I am working with an existing numerical model implemented in C++, and I don't have much of a background in software design. This model reads in many (~100) of structured text files, performs numerous calculations, and then spits out an answer. The current organization of the program is as follows:
- Main function creates a DataBox object, an instance of a data holder class, which has public variables for all the variables that are used in more than one step. DataBox has ~100 variables in it, including matrices, strings, maps, etc.
- Reads in the data and stores it in the DataBox.
calc1(&DataBox), stores the results in DataBox in the function, calls
calc2(&DataBox), etc. until done.
calcndepends on values from step 2 as well as calc1->calc(n-1), not just n-1. The same instance of DataBox is passed to each function.
This DataBox approach seems to have the many of the same disadvantages as using global variables. Although the DataBox doesn't pollute the global namespace, it can be difficult to determine where a DataBox member variable is first initialized, and where in the code it is possibly modified. It can also cause merge problems, as the merge can occur without conflicts, but then the program fails because a member of DataBox was modified without the other file knowing.

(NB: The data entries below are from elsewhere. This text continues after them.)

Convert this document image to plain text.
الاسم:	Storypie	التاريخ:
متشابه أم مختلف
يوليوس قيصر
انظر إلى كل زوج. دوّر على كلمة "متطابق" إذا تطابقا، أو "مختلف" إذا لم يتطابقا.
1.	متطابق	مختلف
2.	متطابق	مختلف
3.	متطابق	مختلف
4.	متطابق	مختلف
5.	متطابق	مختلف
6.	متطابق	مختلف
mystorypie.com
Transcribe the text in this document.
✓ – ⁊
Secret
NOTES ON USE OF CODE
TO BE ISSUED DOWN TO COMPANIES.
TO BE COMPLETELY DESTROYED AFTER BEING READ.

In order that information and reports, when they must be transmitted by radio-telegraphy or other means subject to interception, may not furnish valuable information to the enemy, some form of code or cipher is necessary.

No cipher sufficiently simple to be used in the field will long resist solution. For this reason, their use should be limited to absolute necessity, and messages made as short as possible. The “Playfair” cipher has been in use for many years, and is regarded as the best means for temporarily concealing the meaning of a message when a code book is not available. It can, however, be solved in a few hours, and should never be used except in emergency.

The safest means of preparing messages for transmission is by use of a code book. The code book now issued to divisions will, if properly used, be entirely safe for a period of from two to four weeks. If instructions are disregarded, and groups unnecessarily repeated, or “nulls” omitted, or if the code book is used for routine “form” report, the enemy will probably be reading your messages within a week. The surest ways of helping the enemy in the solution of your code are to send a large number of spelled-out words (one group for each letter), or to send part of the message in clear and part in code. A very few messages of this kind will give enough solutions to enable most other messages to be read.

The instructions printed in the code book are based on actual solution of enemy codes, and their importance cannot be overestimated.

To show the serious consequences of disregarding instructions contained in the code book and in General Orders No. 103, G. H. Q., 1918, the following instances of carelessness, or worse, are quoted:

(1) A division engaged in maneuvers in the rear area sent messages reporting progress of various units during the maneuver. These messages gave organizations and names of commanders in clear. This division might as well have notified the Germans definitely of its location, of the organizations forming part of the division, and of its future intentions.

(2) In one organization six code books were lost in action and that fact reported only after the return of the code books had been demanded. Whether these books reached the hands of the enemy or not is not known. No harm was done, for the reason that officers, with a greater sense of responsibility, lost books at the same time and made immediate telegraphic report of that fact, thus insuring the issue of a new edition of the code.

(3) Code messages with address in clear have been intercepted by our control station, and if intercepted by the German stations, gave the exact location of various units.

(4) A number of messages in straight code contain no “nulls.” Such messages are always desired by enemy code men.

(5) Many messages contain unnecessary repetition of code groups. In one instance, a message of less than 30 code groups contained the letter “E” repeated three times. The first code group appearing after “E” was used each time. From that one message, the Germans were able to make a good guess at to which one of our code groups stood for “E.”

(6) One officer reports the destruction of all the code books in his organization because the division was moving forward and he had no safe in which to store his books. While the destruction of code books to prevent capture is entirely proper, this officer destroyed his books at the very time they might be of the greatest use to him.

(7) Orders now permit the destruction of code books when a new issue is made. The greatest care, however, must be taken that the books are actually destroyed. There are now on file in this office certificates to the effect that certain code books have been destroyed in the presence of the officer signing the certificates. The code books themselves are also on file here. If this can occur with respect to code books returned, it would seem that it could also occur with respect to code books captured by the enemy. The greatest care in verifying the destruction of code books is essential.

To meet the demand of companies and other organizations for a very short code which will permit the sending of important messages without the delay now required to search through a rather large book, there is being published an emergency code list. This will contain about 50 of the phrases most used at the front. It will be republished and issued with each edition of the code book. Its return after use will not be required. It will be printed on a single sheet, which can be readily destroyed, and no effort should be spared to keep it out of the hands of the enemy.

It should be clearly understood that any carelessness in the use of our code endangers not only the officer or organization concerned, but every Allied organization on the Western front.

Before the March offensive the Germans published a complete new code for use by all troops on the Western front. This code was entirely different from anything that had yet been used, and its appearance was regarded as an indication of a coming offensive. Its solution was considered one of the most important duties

The obvious alternative to me is to explicitly pass the variables needed at each step rather than the DataBox, rather than the full DataBox, but this is annoying because each step can require lots of variables from prior steps, and we sometimes want to change which data is available. Is there a better alternative? One idea I had was to make all the DataBox variables private and then create only create getter functions, so that the data can be accessed easily, but not modified. However, it is not obvious to me how to control the context in which setter functions can be accessed.